The state Department of Conservation’s Division of Oil, Gas and Geothermal Resources (DOGGR) notified oil/gas stakeholders that it intends to adopt the new regulations after taking into consideration the final round of public comments. In its notice on Friday, DOGGR said the estimated total cost and economic impacts during the first five years of the rules’ effectiveness for the state’s 14 gas storage facilities is in the range of $236-$337 million.

Last summer, DOGGR released preliminary draft permanent regulations covering the state’s gas storage facilities. It was a direct outgrowth of the four-month storage well leak at Southern California Gas Co.’s 86-Bcf capacity Aliso Canyon facility, which was sealed in February 2016, and a related emergency order from Gov. Jerry Brown resulting from the prolonged incident that has had national implications for the industry.

California’s final regulations will eventually replace emergency rules that have been in place since early last year in the immediate aftermath of the Aliso Canyon incident. In the emergency rules, DOGGR required the state’s gas storage facilities to meet safety and reliability measures, including:

“The emergency regulations, which were re-adopted on July 22, 2016, ensure that protective standards are in place while DOGGR completes the permanent rulemaking process for permanent regulations described in this latest notice,” a DOGGR spokesperson said.

At the start of this year, a state law (SB 887) established a number of significant legal requirements for underground gas storage facilities and mandated that DOGGR’s regulations require that no single point of failure poses an immediate threat of loss of control of fluids, along with requiring detailed specifications for ensuring storage well construction integrity.

Under SB 887, storage well operators are required to undertake “a stringent mechanical integrity testing regime” on all gas storage wells by Jan. 1, 2018, and it includes requirements for providing risk management planning and project data to the state. “The bill also requires that operators develop and maintain employee gas storage well training and mentoring programs,” the DOGGR spokesperson said.
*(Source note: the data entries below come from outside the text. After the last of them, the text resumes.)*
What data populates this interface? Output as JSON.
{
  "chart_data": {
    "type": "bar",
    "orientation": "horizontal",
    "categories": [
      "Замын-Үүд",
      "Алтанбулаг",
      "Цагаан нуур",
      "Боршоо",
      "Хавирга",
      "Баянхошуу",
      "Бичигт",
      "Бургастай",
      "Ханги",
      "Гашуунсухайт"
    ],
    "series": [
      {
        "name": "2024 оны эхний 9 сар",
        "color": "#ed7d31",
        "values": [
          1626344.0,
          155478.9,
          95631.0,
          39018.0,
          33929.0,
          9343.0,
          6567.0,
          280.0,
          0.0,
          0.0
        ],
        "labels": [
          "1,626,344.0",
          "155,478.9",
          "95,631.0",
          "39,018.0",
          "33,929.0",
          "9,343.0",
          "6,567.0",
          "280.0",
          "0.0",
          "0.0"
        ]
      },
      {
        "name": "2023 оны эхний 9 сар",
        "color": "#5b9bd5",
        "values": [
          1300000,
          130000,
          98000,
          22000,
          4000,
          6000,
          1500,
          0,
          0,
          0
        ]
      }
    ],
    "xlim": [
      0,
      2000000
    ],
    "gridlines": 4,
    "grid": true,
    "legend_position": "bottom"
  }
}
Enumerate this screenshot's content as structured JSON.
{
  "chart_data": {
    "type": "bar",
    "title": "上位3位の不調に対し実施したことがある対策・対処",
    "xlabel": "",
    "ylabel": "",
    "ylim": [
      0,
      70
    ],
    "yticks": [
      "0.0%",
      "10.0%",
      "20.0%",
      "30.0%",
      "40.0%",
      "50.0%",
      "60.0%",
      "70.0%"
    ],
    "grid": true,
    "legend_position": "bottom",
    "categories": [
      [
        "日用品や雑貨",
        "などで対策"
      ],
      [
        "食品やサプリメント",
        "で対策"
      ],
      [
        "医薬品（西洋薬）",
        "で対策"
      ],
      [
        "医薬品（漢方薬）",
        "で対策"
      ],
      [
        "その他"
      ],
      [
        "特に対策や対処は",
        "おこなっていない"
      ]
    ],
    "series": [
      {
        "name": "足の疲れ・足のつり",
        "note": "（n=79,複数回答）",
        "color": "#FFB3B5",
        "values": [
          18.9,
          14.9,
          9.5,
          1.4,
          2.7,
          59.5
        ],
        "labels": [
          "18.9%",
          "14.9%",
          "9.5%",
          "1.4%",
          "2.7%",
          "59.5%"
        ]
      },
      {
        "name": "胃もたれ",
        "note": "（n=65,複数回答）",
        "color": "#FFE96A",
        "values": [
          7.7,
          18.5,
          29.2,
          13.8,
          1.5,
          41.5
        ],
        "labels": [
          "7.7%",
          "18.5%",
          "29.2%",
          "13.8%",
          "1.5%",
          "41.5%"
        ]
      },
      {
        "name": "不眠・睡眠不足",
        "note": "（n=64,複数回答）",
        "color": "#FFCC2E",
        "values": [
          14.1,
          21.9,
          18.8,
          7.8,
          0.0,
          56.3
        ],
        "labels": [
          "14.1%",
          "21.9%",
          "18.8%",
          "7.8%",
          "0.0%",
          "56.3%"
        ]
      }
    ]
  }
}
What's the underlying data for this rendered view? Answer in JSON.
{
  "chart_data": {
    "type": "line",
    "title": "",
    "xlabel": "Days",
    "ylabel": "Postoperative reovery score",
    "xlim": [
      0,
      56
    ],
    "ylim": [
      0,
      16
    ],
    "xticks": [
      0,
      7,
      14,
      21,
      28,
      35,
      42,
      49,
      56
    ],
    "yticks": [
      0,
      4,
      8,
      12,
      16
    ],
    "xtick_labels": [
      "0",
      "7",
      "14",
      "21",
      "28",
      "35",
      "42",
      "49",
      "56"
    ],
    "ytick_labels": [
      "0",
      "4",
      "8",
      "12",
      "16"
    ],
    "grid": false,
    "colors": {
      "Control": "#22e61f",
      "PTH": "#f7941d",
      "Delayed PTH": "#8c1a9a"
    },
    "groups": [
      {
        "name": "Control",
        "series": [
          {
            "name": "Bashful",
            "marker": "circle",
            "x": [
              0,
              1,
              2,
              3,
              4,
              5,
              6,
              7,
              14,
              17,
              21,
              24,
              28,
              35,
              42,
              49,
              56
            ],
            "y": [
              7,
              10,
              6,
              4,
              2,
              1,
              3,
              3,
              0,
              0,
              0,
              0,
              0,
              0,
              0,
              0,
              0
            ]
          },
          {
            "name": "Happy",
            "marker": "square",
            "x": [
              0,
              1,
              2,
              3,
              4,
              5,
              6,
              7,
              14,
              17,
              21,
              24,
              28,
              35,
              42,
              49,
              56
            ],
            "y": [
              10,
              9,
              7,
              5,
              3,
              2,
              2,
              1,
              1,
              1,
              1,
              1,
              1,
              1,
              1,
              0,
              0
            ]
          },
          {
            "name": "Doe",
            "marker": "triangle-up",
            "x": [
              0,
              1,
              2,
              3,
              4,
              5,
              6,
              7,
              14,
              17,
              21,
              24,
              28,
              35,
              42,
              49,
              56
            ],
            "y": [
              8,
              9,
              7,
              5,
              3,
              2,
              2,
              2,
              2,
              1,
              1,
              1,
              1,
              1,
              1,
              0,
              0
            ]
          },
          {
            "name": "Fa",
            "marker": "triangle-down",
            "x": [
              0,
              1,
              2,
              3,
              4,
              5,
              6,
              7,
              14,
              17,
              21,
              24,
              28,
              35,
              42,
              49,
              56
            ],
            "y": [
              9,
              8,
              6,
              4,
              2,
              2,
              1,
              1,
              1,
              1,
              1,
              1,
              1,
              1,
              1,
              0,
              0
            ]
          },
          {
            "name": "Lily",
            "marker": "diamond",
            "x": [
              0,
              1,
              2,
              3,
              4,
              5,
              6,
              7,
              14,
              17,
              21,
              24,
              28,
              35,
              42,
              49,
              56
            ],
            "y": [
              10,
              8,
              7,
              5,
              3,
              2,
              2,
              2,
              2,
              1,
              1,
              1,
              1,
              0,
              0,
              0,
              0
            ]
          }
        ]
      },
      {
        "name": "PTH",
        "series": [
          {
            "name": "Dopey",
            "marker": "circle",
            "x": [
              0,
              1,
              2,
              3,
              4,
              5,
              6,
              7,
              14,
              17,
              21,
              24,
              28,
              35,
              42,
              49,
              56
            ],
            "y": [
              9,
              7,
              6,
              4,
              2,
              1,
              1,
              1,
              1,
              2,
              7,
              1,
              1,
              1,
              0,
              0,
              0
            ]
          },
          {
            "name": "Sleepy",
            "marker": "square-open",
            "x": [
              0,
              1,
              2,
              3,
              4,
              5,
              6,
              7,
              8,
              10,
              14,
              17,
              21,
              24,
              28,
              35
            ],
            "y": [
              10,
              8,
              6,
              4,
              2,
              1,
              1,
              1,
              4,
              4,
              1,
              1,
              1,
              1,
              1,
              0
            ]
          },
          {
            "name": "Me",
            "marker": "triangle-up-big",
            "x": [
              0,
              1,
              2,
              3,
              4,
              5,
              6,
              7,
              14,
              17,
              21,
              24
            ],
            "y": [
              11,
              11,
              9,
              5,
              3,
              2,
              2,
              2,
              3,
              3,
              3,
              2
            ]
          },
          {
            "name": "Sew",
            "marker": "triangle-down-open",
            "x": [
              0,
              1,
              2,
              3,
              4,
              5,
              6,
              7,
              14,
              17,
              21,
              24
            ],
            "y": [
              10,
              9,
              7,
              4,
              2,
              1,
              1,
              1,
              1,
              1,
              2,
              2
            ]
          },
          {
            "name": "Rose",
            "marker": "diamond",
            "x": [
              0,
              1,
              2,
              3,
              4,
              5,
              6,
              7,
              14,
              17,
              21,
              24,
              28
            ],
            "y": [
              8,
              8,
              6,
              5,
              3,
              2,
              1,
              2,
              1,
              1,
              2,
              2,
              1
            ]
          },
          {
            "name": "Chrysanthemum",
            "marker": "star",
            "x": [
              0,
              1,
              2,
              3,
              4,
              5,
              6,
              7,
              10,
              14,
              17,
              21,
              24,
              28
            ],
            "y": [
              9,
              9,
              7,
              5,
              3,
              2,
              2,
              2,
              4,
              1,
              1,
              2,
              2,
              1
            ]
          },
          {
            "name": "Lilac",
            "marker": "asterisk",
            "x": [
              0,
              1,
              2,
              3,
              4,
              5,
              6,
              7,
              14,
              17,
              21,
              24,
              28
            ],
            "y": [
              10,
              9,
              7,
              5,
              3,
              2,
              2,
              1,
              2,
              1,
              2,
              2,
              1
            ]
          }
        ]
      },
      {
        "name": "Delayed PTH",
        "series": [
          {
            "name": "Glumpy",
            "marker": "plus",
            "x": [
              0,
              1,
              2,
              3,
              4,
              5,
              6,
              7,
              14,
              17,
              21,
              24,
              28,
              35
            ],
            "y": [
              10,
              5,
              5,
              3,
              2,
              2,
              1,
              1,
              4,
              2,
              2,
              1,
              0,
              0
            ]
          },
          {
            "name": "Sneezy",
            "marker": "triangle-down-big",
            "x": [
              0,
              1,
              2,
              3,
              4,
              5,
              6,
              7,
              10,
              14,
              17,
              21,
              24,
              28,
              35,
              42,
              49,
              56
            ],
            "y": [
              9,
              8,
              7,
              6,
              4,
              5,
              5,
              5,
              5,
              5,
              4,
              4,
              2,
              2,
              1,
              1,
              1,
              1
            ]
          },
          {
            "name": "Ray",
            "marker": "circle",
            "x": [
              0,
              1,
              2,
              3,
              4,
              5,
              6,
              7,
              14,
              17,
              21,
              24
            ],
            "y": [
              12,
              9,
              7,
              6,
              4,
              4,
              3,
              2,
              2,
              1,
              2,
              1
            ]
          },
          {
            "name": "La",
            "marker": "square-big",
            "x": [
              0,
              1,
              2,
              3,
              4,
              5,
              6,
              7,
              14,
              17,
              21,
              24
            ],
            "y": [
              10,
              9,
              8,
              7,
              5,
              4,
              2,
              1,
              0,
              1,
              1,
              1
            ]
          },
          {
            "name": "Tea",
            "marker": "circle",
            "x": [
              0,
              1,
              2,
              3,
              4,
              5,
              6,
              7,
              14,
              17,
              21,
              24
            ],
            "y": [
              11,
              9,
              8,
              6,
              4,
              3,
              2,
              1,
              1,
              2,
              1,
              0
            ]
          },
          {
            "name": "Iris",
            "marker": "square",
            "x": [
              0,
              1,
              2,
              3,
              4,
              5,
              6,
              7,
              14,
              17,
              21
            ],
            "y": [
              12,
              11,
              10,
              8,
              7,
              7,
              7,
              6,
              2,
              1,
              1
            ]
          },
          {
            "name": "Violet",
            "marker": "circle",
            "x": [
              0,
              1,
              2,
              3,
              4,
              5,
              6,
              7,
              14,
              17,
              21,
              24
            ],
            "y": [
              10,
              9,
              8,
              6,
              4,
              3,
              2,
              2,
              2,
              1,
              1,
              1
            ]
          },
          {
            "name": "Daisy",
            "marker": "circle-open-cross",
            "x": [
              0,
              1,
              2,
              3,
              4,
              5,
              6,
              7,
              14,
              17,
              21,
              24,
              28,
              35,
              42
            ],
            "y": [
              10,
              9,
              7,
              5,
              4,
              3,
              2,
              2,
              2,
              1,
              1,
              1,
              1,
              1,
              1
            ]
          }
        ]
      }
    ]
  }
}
In last Friday’s notification to stakeholders, DOGGR reiterated that SB 887 directed it “to promulgate standards for the design, construction, and maintenance of all gas storage wells in California to ensure that any integrity concerns with a gas storage well are identified and addressed before they can become a threat to life, health, property, the climate, or natural resources.”

DOGGR also noted that the regulations have to be “consistent with and more stringent and comprehensive than” the minimum federal standards, which the federal Pipeline and Hazardous Materials Safety Administration established an interim final rule for in January this year.